OMERO.editor is an editing tool for scientists to record and manage their experimental metadata.
This tool is a stand-alone application, but will soon become integreated with other OMERO software, such that this metadata may be used to annotate images in OMERO.
OMERO.editor is a Java tool, that can be downloaded, along with some example files, from http://users.openmicroscopy.org.uk/~will/
Experimental metadata is represented within OMERO.editor in the form of fields, which can be arranged hierarchically (see figure).
A number of fields can be used to describe a protocol or data model, by editing the field name and adding a description to each field. In addition, a field may be used to record an experimental variable, or frequently changing parameter, such as the time, number, date etc.
The workspace of the editor displays the layout of the hierarchical fields in the larger left-hand panel. The variable parameters of each field can be edited here, and the hierarchy can be browsed by expanding or collapsing different levels of the tree.
The data model template can be edited using the toolbar and panel to the right. The field name, description and other details can be edited when a particular field is highlighted. Furthermore, fields can be added, duplicated, deleted, rearranged, copied, pasted and imported using the template-editing toolbar to the right.
OMERO.editor can incorporate pre-defined schemas and ontologies in a number of ways.
Data in the form of XML files can be edited or imported into OMERO.editor documents, allowing the re-use of existing data models. For example, the figure describes a microarray experiment, in which the microarray design is specifed by MAGE-ML, the XML language of the MAGE project. The MAGE-ML document to be imported is displayed on the right, where fields can be selected for import. In this case, the whole document has been imported into the current protocol (left panel). Attributes for each XML element can be edited by clicking on the note-pad icon (as shown for the OntologyEntry element).
OMERO.editor also supports the use of terms from the Open Biomedical Ontologies (OBO). These can be accessed via auto-complete fields, providing a convenient way of using pre-defined terms to create your own data model. In this screen-shot, a movie of dividing cells is being described using several terms from the GO and PATO ontologies to define a phenotype.

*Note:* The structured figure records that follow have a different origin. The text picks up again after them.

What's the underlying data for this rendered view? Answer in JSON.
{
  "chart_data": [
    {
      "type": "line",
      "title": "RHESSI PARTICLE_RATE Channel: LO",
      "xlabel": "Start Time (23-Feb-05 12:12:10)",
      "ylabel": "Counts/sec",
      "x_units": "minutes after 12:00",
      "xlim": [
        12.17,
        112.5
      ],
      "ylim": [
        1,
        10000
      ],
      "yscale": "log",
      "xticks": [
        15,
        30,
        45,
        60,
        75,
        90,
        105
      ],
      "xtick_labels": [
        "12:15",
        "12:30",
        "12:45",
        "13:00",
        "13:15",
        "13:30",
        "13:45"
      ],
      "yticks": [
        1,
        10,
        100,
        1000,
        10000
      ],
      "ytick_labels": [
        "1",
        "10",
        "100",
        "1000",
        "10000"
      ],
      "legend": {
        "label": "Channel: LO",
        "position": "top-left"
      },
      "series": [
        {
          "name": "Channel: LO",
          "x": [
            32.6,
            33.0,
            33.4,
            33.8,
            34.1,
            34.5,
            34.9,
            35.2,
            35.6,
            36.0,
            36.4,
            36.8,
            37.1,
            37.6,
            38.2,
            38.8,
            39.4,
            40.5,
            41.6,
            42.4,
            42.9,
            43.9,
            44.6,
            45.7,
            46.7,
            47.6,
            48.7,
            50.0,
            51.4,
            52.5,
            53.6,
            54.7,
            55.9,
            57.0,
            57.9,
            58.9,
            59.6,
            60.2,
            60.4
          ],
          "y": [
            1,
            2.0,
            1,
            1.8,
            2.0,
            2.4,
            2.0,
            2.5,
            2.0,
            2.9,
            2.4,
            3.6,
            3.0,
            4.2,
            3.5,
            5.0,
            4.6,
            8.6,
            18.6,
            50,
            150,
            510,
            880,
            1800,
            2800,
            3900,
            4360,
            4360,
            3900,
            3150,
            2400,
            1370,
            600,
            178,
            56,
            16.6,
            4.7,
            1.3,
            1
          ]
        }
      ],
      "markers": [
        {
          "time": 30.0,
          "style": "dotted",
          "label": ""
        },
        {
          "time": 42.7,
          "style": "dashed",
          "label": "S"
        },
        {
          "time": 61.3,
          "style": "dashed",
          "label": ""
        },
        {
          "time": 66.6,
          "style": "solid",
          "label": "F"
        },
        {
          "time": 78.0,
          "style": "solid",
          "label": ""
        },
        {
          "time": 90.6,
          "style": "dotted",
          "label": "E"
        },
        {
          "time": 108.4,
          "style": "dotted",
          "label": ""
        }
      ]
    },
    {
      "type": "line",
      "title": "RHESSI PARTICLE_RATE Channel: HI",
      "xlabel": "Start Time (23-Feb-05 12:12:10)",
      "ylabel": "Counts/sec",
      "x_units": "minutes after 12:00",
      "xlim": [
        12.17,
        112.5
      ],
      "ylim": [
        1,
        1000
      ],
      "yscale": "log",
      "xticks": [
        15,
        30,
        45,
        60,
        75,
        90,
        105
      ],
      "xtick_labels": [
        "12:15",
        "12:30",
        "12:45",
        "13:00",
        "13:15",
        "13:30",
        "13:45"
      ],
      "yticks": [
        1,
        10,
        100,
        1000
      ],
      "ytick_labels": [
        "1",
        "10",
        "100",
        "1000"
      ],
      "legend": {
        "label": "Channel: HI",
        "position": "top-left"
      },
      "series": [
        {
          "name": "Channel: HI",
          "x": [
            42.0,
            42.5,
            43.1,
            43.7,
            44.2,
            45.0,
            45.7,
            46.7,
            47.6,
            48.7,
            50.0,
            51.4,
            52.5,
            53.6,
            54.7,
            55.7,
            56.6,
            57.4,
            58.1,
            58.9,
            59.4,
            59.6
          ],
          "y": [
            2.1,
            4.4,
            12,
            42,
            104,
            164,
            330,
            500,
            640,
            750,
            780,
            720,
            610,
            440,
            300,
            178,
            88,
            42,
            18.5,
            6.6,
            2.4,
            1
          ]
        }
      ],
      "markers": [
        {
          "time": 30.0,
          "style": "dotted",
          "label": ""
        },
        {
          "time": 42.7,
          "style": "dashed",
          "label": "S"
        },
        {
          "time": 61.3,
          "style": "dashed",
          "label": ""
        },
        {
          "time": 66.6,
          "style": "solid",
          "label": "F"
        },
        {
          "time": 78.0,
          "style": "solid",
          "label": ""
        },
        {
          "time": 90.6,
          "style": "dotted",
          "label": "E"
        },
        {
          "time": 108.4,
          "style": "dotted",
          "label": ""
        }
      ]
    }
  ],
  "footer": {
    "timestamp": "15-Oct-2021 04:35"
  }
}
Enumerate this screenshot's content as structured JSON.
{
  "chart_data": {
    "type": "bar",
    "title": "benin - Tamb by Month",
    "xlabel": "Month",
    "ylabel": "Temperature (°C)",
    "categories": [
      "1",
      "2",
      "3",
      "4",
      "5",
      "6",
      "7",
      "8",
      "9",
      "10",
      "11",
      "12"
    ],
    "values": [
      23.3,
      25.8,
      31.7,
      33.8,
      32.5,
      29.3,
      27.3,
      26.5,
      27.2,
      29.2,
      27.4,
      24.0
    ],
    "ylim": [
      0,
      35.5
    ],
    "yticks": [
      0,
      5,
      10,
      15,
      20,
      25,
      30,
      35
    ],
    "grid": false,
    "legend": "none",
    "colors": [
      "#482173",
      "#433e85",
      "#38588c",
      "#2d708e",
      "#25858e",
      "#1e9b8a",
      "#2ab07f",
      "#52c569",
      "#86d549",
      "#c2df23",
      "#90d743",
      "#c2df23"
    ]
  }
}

OMERO.editor files can be indexed and then searched using two methods. A keyword "Google-like" search can be performed using the search-box at the top-right of the screen. Alternatively, it is possible to search for files that are similar to the currently opened file, using the "More-Like-This" search button, as shown in the figure below. Search results are displayed and the corresponding files can then be opened. In this screen-shot, the current file is a protocol for fixing and staining cells, a proceedure that has been copied into a number of other experiments. These experiments have been identified using a More-Like-This search.